7/10
Pacino Warm and Winning as Father
3 December 2003
Pacino's characters are always warm, intimate and personal - yes even Michael Corleone - and in this film also sensitive and kind. Here he gets to share those qualities with lucky children whose parents abandon them.

As a father, he's tough when he needs to be, tender and concerned when he's called on to be and just a big kid when he feels impelled and its appropriate. His character here, as in many of his roles is self-centered if not self-obsessed, and that can drive the adults around him bonkers when they need his attention, but he never lets the children down.
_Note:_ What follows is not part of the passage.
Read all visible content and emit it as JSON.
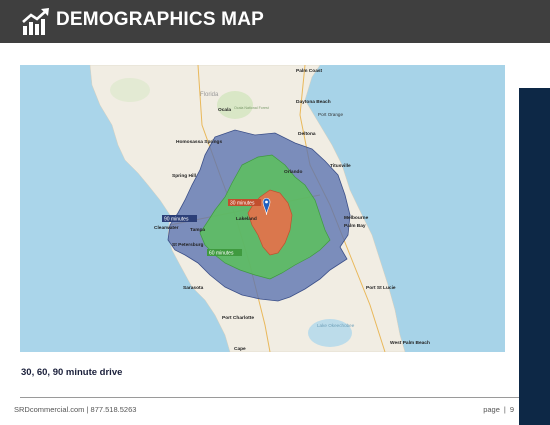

His house evolves into a kind of wayward home - a place to where his ex-wives's children return of their own will because it's the only place they feel wanted comfortable and respected. There they matter as human beings.

Pacino is a playwright and apparently a good one, but he seems less concerned with the art of his craft and more concerned with it being lucrative for the benefit of his now extended family. He's shown to be the only responsible adult in the movie and he's barely hanging on to the coat tails of sanity as it is. The children all seem to have more sense than the adults. With Pacino, they take an us against the world approach to their problems. We root for them, of course, because they're much too important to be ignored and they've got the spunk to insist that they be seen and heard.

The household has a summer camp bunk mate feel. The children have distinct and in some way opposing personalities. Each stands out as special and for the most part there is little conflict. That may be a contrivance or it could be a believable happy accident.

Tuesday Weld, Pacino's estranged wife and the mother (with different fathers) of four of the five children, is the embodiment of the enemy. A selfish, uncaring, unloving mother - oh, they're out there - but she probably also represents society on some level especially at the tail end of the me-decade 70's. Perhaps for the sake of ratings there is no direct reference to drugs or promiscuity, but it ain't a far leap to make to explain the history of the characters.

As at least one other reviewer has said, the film probably works a lot better for people who have lived the kind of life portrayed.